1. language: "en" beats "zh" (even for Chinese content)

This was the most counterintuitive finding. My clone voice was primarily trained on English samples, so even when speaking Chinese, setting language: "en" produced more stable output from the synthesis engine.

Setting "zh" caused the engine to try “adapting” pronunciation to Chinese phonetics, which backfired.

2. speed: 0.98 is the sweet spot

  • 1.0 (default): Slightly rushed, sounds like reading a script
  • 0.98: Closest to natural speaking rhythm
  • 0.95: Starts feeling deliberately slow
  • 0.9: Noticeably too slow

3. emotion: "Friendly" works (despite API metadata)

Interestingly, HeyGen’s API returns emotion_support: false for this voice. But in practice, adding "Friendly" made the output sound warmer and more conversational.

Available options: Excited, Friendly, Serious, Soothing, Broadcaster, Angry

4. English phrasing matters

This seemingly minor detail has significant impact.

Poor phrasing:

Success is not final, failure is not fatal, it is the courage to continue that counts.

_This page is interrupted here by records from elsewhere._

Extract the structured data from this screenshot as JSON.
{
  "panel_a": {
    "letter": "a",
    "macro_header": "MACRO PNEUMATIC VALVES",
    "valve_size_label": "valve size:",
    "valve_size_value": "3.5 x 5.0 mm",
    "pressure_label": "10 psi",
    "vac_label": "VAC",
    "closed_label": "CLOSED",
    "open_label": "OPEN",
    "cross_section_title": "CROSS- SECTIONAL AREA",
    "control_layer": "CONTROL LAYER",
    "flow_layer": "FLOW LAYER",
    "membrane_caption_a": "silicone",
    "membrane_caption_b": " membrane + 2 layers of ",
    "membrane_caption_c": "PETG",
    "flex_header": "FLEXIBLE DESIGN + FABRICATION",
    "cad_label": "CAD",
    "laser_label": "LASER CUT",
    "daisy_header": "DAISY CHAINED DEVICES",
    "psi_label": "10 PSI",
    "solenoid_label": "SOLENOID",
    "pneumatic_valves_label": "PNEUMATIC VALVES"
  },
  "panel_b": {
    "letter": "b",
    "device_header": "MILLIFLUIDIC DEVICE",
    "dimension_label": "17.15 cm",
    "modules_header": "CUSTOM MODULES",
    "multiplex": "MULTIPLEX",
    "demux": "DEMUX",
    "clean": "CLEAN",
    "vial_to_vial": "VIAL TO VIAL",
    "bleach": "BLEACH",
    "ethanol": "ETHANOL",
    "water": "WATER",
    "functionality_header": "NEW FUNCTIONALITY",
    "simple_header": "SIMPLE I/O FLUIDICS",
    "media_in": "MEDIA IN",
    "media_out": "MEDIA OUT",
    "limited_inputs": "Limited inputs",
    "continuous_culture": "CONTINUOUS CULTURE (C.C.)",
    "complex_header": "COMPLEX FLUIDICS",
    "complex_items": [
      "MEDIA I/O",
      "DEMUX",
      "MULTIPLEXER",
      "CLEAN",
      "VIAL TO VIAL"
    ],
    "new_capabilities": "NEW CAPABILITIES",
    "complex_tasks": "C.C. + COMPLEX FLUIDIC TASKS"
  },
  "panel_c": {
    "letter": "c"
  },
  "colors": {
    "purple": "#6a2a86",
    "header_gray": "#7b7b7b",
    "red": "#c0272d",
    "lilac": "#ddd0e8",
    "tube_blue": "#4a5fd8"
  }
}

Good phrasing (conversational):

Success, is not final. Failure, is not fatal. It is the courage, to continue, that counts.

Using commas to create natural pauses tells the TTS engine where to breathe. When writing for TTS, you’re not writing “correct English” — you’re writing “spoken English.”

5. External ElevenLabs audio — not the best approach

We also tested feeding ElevenLabs-generated mp3 via voice.type: "audio" to HeyGen. The speech was more fluent, but lip-sync accuracy dropped. Overall, HeyGen TTS with correct parameters outperformed the external audio approach.

The Winning Configuration (E2)

voice_config = {
    "type": "text",
    "input_text": script,
    "voice_id": "102b19ecd46b444c8098a33c8d8eb37f",  # JCKOV1
    "speed": 0.98,
    "emotion": "Friendly",
    "language": "en"
}

Avatar: JCKOV1 (838320ce7ca646d3a6306c098c7ee89b)

Full Pipeline

Our daily quote video workflow:

  1. Voice generation: ElevenLabs (sag CLI) generates the narrator’s voice reading the quote
  2. Cover image: Gemini generates a quote cover image
  3. Static video: ffmpeg composites cover image + audio
  4. Avatar video: HeyGen API (E2 parameters) generates the digital twin video
  5. AI subtitles: ZapCap auto-generates subtitles + corrects name typos
  6. Delivery: Three-piece set (audio + static video + subtitled video) sent to LINE

Everything runs autonomously by the AI Agent, delivered at 6 AM sharp every day.

Conclusion

AI voice synthesis is already impressive, but there’s a gap between “impressive” and “natural.” That gap hides in seemingly trivial parameters — a 0.02 difference in speed, setting language to en instead of zh, placing commas in the right spots.

If you’re using HeyGen for AI avatar videos, don’t settle for defaults. Spend a morning A/B testing. Find the parameters that make your voice sound right.


This article was co-authored and tested with AI Agent 🦞 Littl3Lobst3r. Avatar and voice clone trained on the HeyGen platform.